Secondo lei quali iniziative dovrebbe intraprendere la comunità internazionale, per superare le attuali condizioni del popolo palestinese?

Penso che la comunità internazionale debba fare tutto il possibile per fermare il genocidio e costringere l’esercito israeliano ad abbandonare Gaza. Come seconda cosa, deve iniziare a ricostruire la Striscia di Gaza. Non credo che possiamo andare oltre a questo finché non ci sarà un cambiamento dal lato palestinese. Abbiamo bisogno di un’organizzazione palestinese unita che ci dica cosa vogliono i palestinesi. Per ora non ce l’abbiamo ma nel momento in cui lo sapremo, la comunità internazionale dovrebbe sostenerli perché in questa storia loro sono le vittime, non i carnefici.
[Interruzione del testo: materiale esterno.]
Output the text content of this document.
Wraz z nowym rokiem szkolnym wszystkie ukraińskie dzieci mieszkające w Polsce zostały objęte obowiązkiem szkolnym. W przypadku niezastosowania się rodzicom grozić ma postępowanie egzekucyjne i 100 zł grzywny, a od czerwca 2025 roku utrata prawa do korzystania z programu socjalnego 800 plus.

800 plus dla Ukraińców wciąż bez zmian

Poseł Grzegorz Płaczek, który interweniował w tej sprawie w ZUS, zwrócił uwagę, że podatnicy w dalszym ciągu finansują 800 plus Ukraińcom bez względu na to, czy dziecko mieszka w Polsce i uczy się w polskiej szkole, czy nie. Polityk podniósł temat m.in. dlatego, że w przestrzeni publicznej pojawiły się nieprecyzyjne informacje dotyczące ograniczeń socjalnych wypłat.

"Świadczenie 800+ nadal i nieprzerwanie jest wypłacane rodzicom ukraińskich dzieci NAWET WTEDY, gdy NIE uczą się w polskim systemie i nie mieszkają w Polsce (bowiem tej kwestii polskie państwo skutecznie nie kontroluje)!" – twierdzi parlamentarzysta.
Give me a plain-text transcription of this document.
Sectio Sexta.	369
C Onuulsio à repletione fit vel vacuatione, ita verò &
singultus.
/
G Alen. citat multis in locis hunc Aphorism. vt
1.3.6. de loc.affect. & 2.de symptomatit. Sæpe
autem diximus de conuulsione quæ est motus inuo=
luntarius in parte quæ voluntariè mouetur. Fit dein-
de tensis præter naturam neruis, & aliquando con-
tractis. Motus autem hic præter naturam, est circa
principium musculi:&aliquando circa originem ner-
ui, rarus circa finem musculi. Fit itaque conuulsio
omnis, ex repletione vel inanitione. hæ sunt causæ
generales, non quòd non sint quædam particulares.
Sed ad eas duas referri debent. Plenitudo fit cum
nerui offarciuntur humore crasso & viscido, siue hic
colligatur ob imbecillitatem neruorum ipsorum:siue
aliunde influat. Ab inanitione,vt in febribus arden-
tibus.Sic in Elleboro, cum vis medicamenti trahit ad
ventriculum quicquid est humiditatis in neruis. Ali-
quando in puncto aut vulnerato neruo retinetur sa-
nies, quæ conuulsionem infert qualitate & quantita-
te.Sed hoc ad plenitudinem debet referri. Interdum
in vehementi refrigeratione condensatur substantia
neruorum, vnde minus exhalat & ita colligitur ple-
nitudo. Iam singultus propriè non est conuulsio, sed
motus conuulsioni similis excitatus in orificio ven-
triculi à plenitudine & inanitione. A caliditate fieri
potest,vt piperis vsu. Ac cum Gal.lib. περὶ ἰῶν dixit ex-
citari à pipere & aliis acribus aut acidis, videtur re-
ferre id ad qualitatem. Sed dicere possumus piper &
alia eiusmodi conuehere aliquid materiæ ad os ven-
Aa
Aggiungo che è giunto il tempo che l’Europa, e l’Occidente, assuma una posizione più umile e non dica alle persone nel Mashrek cosa dovrebbero fare, come dovrebbe essere il loro sistema politico. È tempo che altri assumano il ruolo di mediatori regionali, di mediatori internazionali e, si spera, insieme assicurino che l’inevitabile collasso del progetto sionista venga sostituito da una struttura politica di uguaglianza per tutti che ispiri l’intero mondo arabo a iniziare un nuovo capitolo di speranza e prosperità.

Qual è la percezione della questione palestinese nei media internazionali?

I media mainstream sono molto inclini a sostenere la versione di Israele: si concentrano sulla narrazione israeliana che giustifica ciò che è sta succedendo a Gaza come una guerra di autodifesa israeliana e questo è molto deludente. Sicuramente riportano più notizie sulle vittime palestinesi e sulla distruzione a Gaza rispetto ai media israeliani, ma non lo vedono come un genocidio e non spingono i governi ad agire. Fortunatamente abbiamo i media alternativi, abbiamo la società civile, che credo vedano le cose in modo diverso. Non riguarda solo la stampa italiana, purtroppo penso che tutto questo valga per tutti i media mainstream occidentali.

Molti studiosi, studenti e membri della società civile israeliana stanno denunciando che lo stato israeliano sta perdendo la sua moralità, cosa ne pensa?

Penso che Israele abbia perso la sua moralità molti anni fa. Non credo fosse una questione morale, ma sì, dopo il 7 ottobre forse molte più persone hanno cominciato a capire la natura immorale di Israele.